Der Vortag hatte enttäuschend geendet, zu weit waren die EU-27 mit ihren unterschiedlichen Zugängen zum 1800-Milliarden-Megadeal noch auseinander gewesen. Doch wie schon angekündigt brachte Ratspräsident Charles Michel einen neuen, adaptierten Vorschlag ein und mit einem Mal kamen die Dinge in Bewegung. Kurz sollte später am Tag sagen: „Es läuft ganz gut, die Dinge bewegen sich in die richtige Richtung.“ Michel hatte Österreich einen noch höheren jährlichen Rabatt in Aussicht gestellt, 287 statt 237 Millionen Euro; der Kanzler hätte gerne immer noch etwas mehr. Gegen Abend hieß es dann, auch ein weiterer Wunsch der „sparsamen Vier“ hat im neuen Plan seinen Niederschlag gefunden. Wie berichtet, sollte das 750 Milliarden schwere Wiederaufbauprogramm ursprünglich zu einem Drittel als Kredite, zu zwei Dritteln in Form von Zuschüssen vergeben werden. Nun hat sich das Verhältnis geändert, es sollen 450 Milliarden als Zuschüsse laufen und somit 300 Milliarden als Kredite. Auch in diesem Punkt meinte Kurz am Nachmittag noch, das Volumen der Zuschüsse müsse weiter reduziert werden.

Für wilde Diskussionen sorgten aber einmal mehr die Niederländer, die als Einzige aus der frugalen Vierergruppe nicht mit zusätzlichen Rabatten beteilt wurden, aber ein strenges Vetorecht bei der Vergabe der Mittel fordern. Ministerpräsident Mark Rutte möchte die Erfüllung „sehr strikter Bedingungen“ beim Geldausgeben. Viele Länder fühlen sich dadurch aber brüskiert, ihnen geht das zu weit, zumal laut Rutte schon ein einzelner Staat die „Super-Notbremse“ auslösen könnte; Charles Michel schlug nun vor, bei Bedenken den Rat zu informieren und dann ein anderes Gremium, etwa den Rat der Wirtschafts- und Finanzminister, einzuschalten. Unmut ruft das alles auch beim EU-Parlament hervor, das nicht übergangen werden möchte. Hauptgegner der Niederländer ist Italien, das die Forderung Ruttes als „inakzeptabel“ betrachtet.

Streit um Rechtsstaatlichkeit

Ein weiterer Spaltpilz ist die Rechtsstaatlichkeit, die schon mit dem mehrjährigen Finanzrahmen verknüpft werden sollte und nun auch zwingend an die Vergabe der Recovery-Mittel gebunden werden soll.
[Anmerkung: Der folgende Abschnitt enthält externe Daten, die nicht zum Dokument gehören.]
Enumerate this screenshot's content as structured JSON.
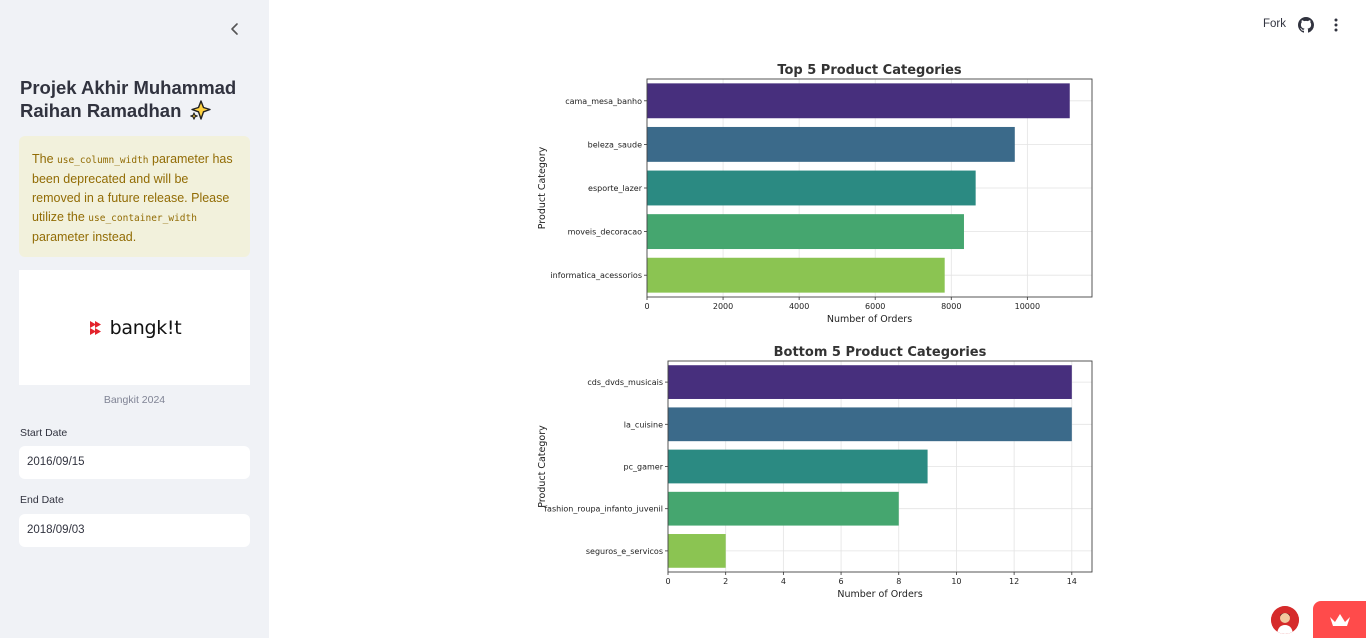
{
  "sidebar": {
    "title": "Projek Akhir Muhammad Raihan Ramadhan",
    "warning": {
      "pre": "The ",
      "code1": "use_column_width",
      "mid": " parameter has been deprecated and will be removed in a future release. Please utilize the ",
      "code2": "use_container_width",
      "post": " parameter instead."
    },
    "logo_text": "bangk!t",
    "logo_caption": "Bangkit 2024",
    "start_date_label": "Start Date",
    "start_date_value": "2016/09/15",
    "end_date_label": "End Date",
    "end_date_value": "2018/09/03"
  },
  "toolbar": {
    "fork_label": "Fork"
  },
  "icons": {
    "collapse": "chevron-left-icon",
    "sparkle": "sparkles-icon",
    "github": "github-icon",
    "menu": "kebab-menu-icon",
    "crown": "crown-icon"
  },
  "colors": {
    "sidebar_bg": "#f0f2f6",
    "warning_bg": "#f2f1dc",
    "warning_text": "#926c05",
    "accent": "#ff4b4b",
    "viridis": [
      "#472f7d",
      "#3b6a8a",
      "#2b8a82",
      "#45a66f",
      "#8bc452"
    ]
  },
  "chart_data": [
    {
      "type": "bar",
      "orientation": "horizontal",
      "title": "Top 5 Product Categories",
      "xlabel": "Number of Orders",
      "ylabel": "Product Category",
      "categories": [
        "cama_mesa_banho",
        "beleza_saude",
        "esporte_lazer",
        "moveis_decoracao",
        "informatica_acessorios"
      ],
      "values": [
        11115,
        9670,
        8641,
        8334,
        7827
      ],
      "xlim": [
        0,
        11700
      ],
      "xticks": [
        0,
        2000,
        4000,
        6000,
        8000,
        10000
      ],
      "grid": true
    },
    {
      "type": "bar",
      "orientation": "horizontal",
      "title": "Bottom 5 Product Categories",
      "xlabel": "Number of Orders",
      "ylabel": "Product Category",
      "categories": [
        "cds_dvds_musicais",
        "la_cuisine",
        "pc_gamer",
        "fashion_roupa_infanto_juvenil",
        "seguros_e_servicos"
      ],
      "values": [
        14,
        14,
        9,
        8,
        2
      ],
      "xlim": [
        0,
        14.7
      ],
      "xticks": [
        0,
        2,
        4,
        6,
        8,
        10,
        12,
        14
      ],
      "grid": true
    }
  ]
}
Länder wie Polen oder Ungarn, die jetzt schon Probleme mit den EU-Behörden haben und auch vom Parlament unter Druck gesetzt werden, wollen davon nichts wissen. Eine Verletzung dieser Kriterien soll von den EU-Staaten mit qualifizierter Mehrheit festgestellt werden können, was der Idee nach einer Umkehrung eines Vorschlags der Kommission entspricht. Das Infoportal „Politico“ berichtete am Abend von einem Gegenentwurf des ungarischen Ministerpräsidenten Viktor Orbán, wonach für einen solchen Beschluss Einstimmigkeit erforderlich sein solle.
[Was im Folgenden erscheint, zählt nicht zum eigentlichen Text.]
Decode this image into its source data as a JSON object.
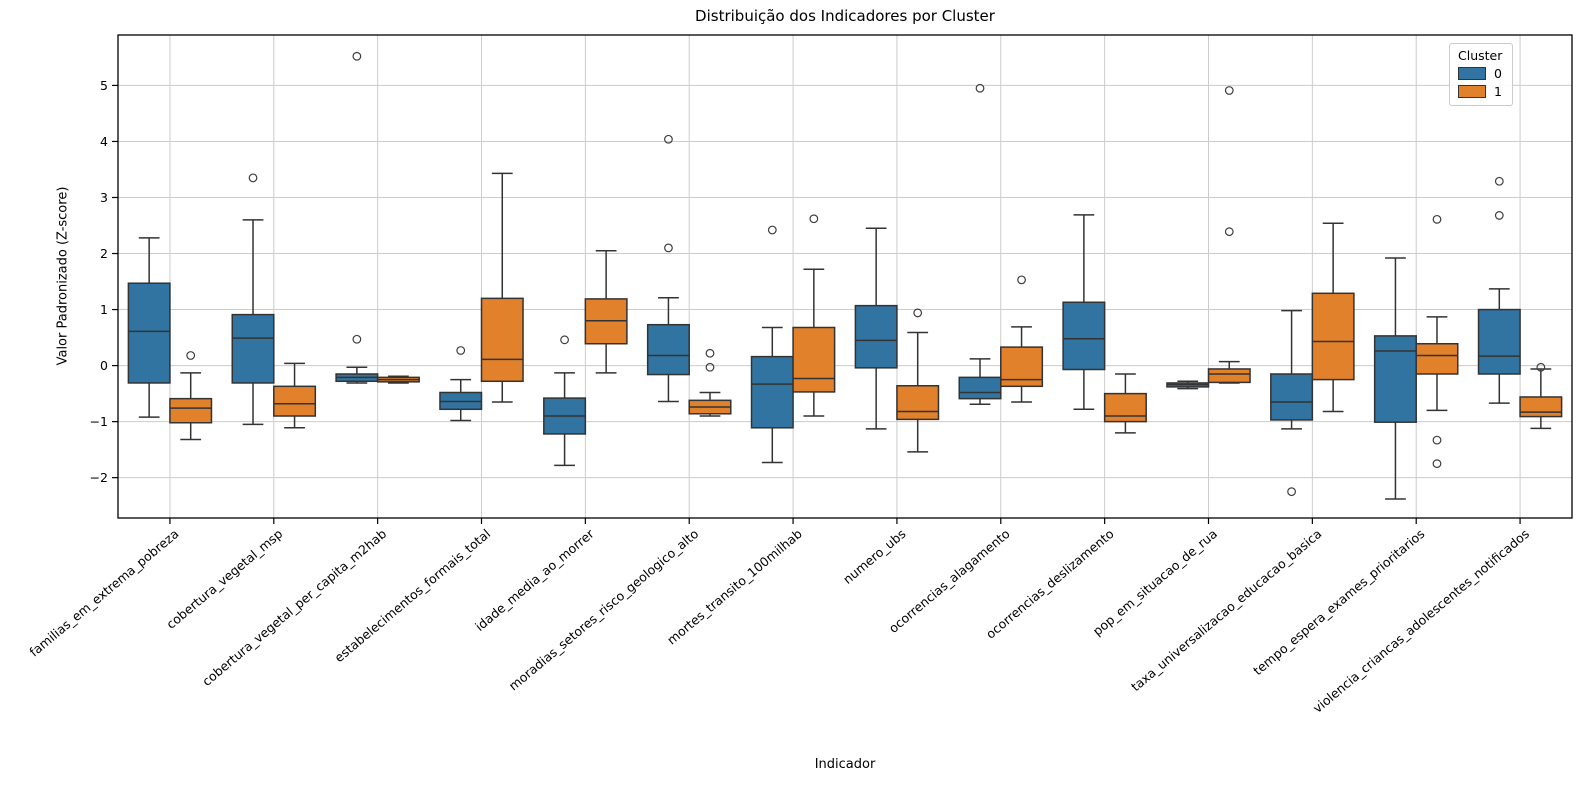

Den ganzen Nachmittag über bis in die Abendstunden hinein führte Charles Michel seine Einzel- und Gruppenkonsultationen weiter, die Dramaturgie des Gipfels geriet darüber arg ins Wanken. Zwischendurch führte er auch Gespräche mit der aktuellen Ratspräsidentin Angela Merkel, dem französischen Präsidenten Emmanuel Macron und der EU-Kommissionspräsidentin Ursula von der Leyen, die alle für das Milliardenpaket kämpfen.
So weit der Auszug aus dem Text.